We can see that CutBIN achieves 39% reduction of the number of inserted buffers on average compared with [16] and is much more efficient than [16] , and CostBIN even achieves 45% reduction of the number of inserted buffers on average compared with [16] . We can also see that CostBIN always inserts less buffers than CutBIN. The reason behind this is that CostBIN considers the relations of different iterations by incremental flows, but CutBIN is only a greedy algorithm.
Using the case with 505 modules and 2,039 wires as an example, we test the influence of the tightness of timing constraint on the number of inserted buffers. As shown in Figure 7 , both CostBIN and CutBIN save even more buffers than [16] when the timing constraints are looser, which means that they are more effective buffering approaches.
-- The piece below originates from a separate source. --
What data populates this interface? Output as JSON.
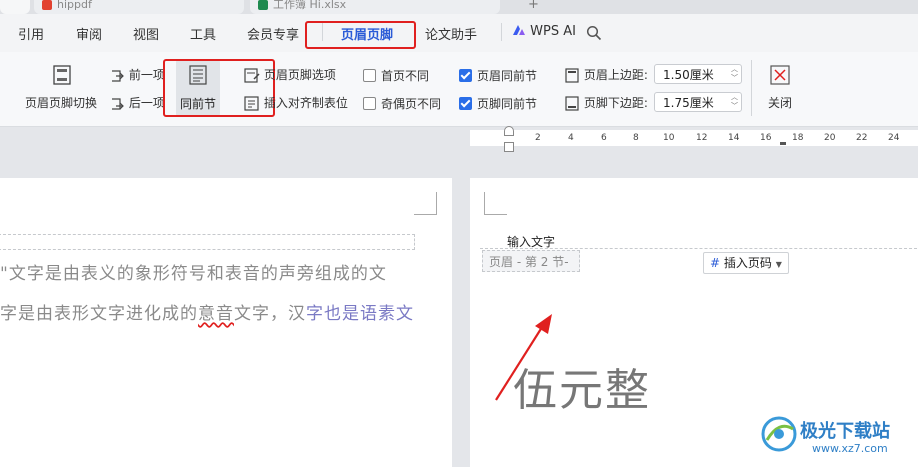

Especially, CostBIN always inserts less buffers than CutBIN does under the same timing constraint, and when the timing constraint is tighter, CostBIN saves more buffers than CutBIN does. During our experiments, we observed that the results of [16] are very sensitive to the selection of the weights in the objective functions in the Lagrangian relaxation, and it is required to select the weights manually in order to get a good result.
Conclusions and future work
With the development of VLSI technology, buffering becomes an effective technique to the problem of growing interconnect delays in modern designs. Most previous researches were focusing on the problem of buffer insertion in a single net, which may introduce the over-buffering problem in a whole circuit.
In this paper, we relate the timing constrained minimal buffer insertion problem to the min-cost flow dual problem, and propose two algorithms CostBIN and CutBIN based on min-cost flow and min-cut techniques, respectively, to solve the buffering problem in large combinational circuits. We compare our approaches to a Lagrangian relaxation based buffer insertion algorithm proposed by Liu et al. [16] . Experimental results demonstrate that our approaches are efficient and on the average, achieve 45% and 39% reduction, respectively, on the number of buffers inserted in comparison to the latter. The CostBIN algorithm always inserts less buffers than the Cut-BIN algorithm does, which implies the relations between iterations should be considered. Neither CostBIN nor CutBIN has considered residual backward edges in the network. We plan to consider them to improve the results. The introduction of backward edges will make condition (10) satisfied for the convex integer min-cost flow dual problem, and might also benefit our buffering algorithms. But it might also lead to more iterations. Another important future work is to improve the efficiency of the mincost flow based algorithms.